You were made an Officer of the New Zealand Order of Merit for services to music in 2003 and last year were made a Companion of the New Zealand Order of Merit. How did that feel?
Any of these sorts of awards, quite frankly, I look at as more of a collective thing. Sure, I put in a lot of work and I’ve lost a lot of brain cells over the years trying to keep the band going and find funding and do all of the things we do. But without the other 18 people, there’s no band. It’s a band award; they give it to me because my name’s on it. But I’m very appreciative that people think I’m worthy of getting that sort of recognition. Same with the honorary doctorate I got in music from Massey. It just shows that someone’s actually listening! I’m not sure that they are sometimes because of funding issues. There’s an imbalance between the funding allocation of different styles of music, which is something I’ve been looking at. A group of us have been trying for about seven or eight years to establish a New Zealand jazz orchestra that would be funded the same way as our national and regional orchestras, the ballet company, the opera company. People don’t realise that jazz is really starting to dig into high schools. At the moment there’s about 165 big bands like mine in the high school system throughout New Zealand. Each one of those bands has about 15, 20 members, so a lot of students are playing this music. There’s more jazz bands in the high schools than there are orchestras. If you’re a classical student, you’ve got a career pathway. You can maybe go to the symphony orchestra or one of the four regional ones. There’s no career pathway for the jazz musicians, once they get their degree, they’re left to their own devices.
Is that part of why you started the Rodger Fox Big Band 50 years ago?
I’m not going to be here forever, and I see something like starting a New Zealand jazz orchestra as a way of keeping the legacy going and for younger players to play on, keep the artform alive, and make a living from it. I’m going to use the 50th anniversary to keep pushing this.

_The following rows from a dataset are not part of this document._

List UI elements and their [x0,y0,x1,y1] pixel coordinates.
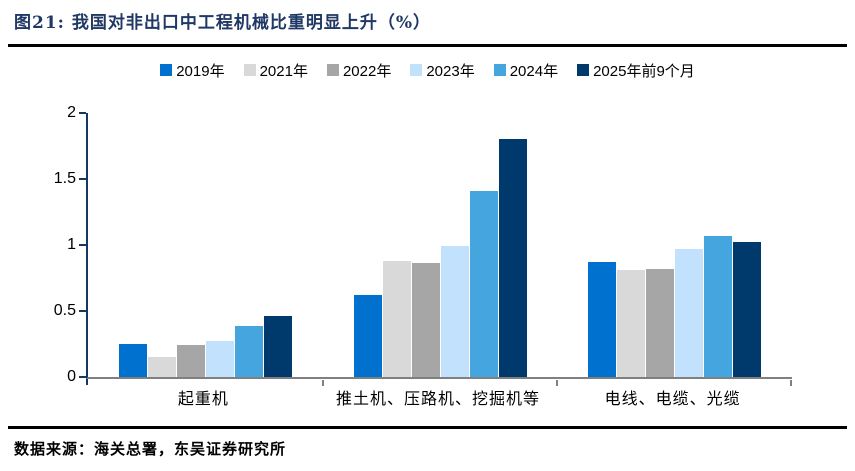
y-axis-tick-label: 0.5 [53,302,76,319]
legend-item-2019年: 2019年 [160,60,225,81]
x-axis-tick [790,380,792,386]
legend-swatch-icon [326,64,339,76]
bar-2021年-起重机 [147,357,176,377]
bar-2019年-电线、电缆、光缆 [588,262,617,377]
legend-label: 2023年 [426,62,475,80]
y-axis-tick-label: 1 [67,236,76,253]
bar-2024年-起重机 [234,325,263,377]
bar-2025年前9个月-电线、电缆、光缆 [733,242,762,377]
bar-2022年-电线、电缆、光缆 [646,268,675,377]
legend-item-2022年: 2022年 [326,60,392,81]
bar-2021年-推土机、压路机、挖掘机等 [382,260,411,377]
bar-2024年-电线、电缆、光缆 [704,235,733,377]
bar-2019年-起重机 [118,344,147,377]
legend-swatch-icon [410,64,423,76]
plot-area: 0 0.5 1 1.5 2 [54,104,792,386]
bar-groups [88,113,792,377]
x-axis-category-label: 起重机 [177,389,229,408]
bar-2022年-推土机、压路机、挖掘机等 [411,263,440,377]
legend-item-2023年: 2023年 [410,60,475,81]
y-axis-tick-label: 1.5 [53,170,76,187]
bar-2024年-推土机、压路机、挖掘机等 [469,190,498,377]
bar-2025年前9个月-起重机 [263,316,292,377]
legend-label: 2022年 [342,62,392,80]
y-axis-foot [86,379,88,385]
x-axis-category-label: 电线、电缆、光缆 [604,389,741,408]
bar-2025年前9个月-推土机、压路机、挖掘机等 [498,139,527,377]
legend-label: 2019年 [176,62,225,80]
y-axis-tick [79,178,86,180]
title-divider [8,44,847,47]
bar-2023年-起重机 [205,341,234,377]
bar-2021年-电线、电缆、光缆 [617,270,646,377]
legend-label: 2021年 [259,62,308,80]
bar-group-3 [557,235,792,377]
bar-group-2 [323,139,558,377]
bar-2019年-推土机、压路机、挖掘机等 [353,295,382,377]
y-axis-tick [79,376,86,378]
legend-label: 2024年 [509,62,559,80]
bar-2023年-电线、电缆、光缆 [675,248,704,377]
data-source: 数据来源：海关总署，东吴证券研究所 [14,440,287,458]
footer-divider [8,426,847,429]
legend: 2019年 2021年 2022年 2023年 2024年 2025年前9个月 [0,58,855,82]
y-axis-tick [79,112,86,114]
legend-item-2024年: 2024年 [493,60,559,81]
x-axis-labels: 起重机 推土机、压路机、挖掘机等 电线、电缆、光缆 [86,385,790,409]
x-axis-tick [321,380,324,386]
y-axis-tick-label: 2 [67,104,76,121]
legend-swatch-icon [577,64,590,76]
legend-label: 2025年前9个月 [593,62,695,80]
x-axis-tick [556,380,559,386]
legend-swatch-icon [160,64,173,76]
legend-item-2021年: 2021年 [243,60,308,81]
y-axis-tick [79,244,86,246]
bar-2023年-推土机、压路机、挖掘机等 [440,246,469,377]
legend-swatch-icon [493,64,506,76]
x-axis-category-label: 推土机、压路机、挖掘机等 [336,389,541,408]
bar-2022年-起重机 [176,345,205,377]
y-axis-tick [79,310,86,312]
legend-swatch-icon [243,64,256,76]
bar-group-1 [88,316,323,377]
legend-item-2025年前9个月: 2025年前9个月 [577,60,695,81]
y-axis-tick-label: 0 [67,368,76,385]
chart-title: 图21: 我国对非出口中工程机械比重明显上升（%） [14,13,432,33]
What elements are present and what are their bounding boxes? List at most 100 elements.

Tell me about The Big Drum Off.
I’ve got three of the greatest drummers in one place. Most people think I’m mad. If we had one of these drummers playing on stage with the Rodger Fox Big Band, people would be ecstatic. But I’ve got three! Each of the drummers are playing within the style with my band and what they’re known for. Dennis Chambers was with Parliament-Funkadelic and Santana for a long time. Peter Erskine was with Rickie Lee Jones, Joni Mitchell, Weather Report. Gregg Bissonette was with David Lee Roth and Ringo Starr’s All Starr Band. So we’re playing a lot of their material and this is the level of drummers that people are going to see. It’s going to be a fabulous night celebrating 50 years of the Rodger Fox Big Band, which a lot of people in Wellington grew up with. Hopefully all those people will turn up and have a good time, relive a few memories!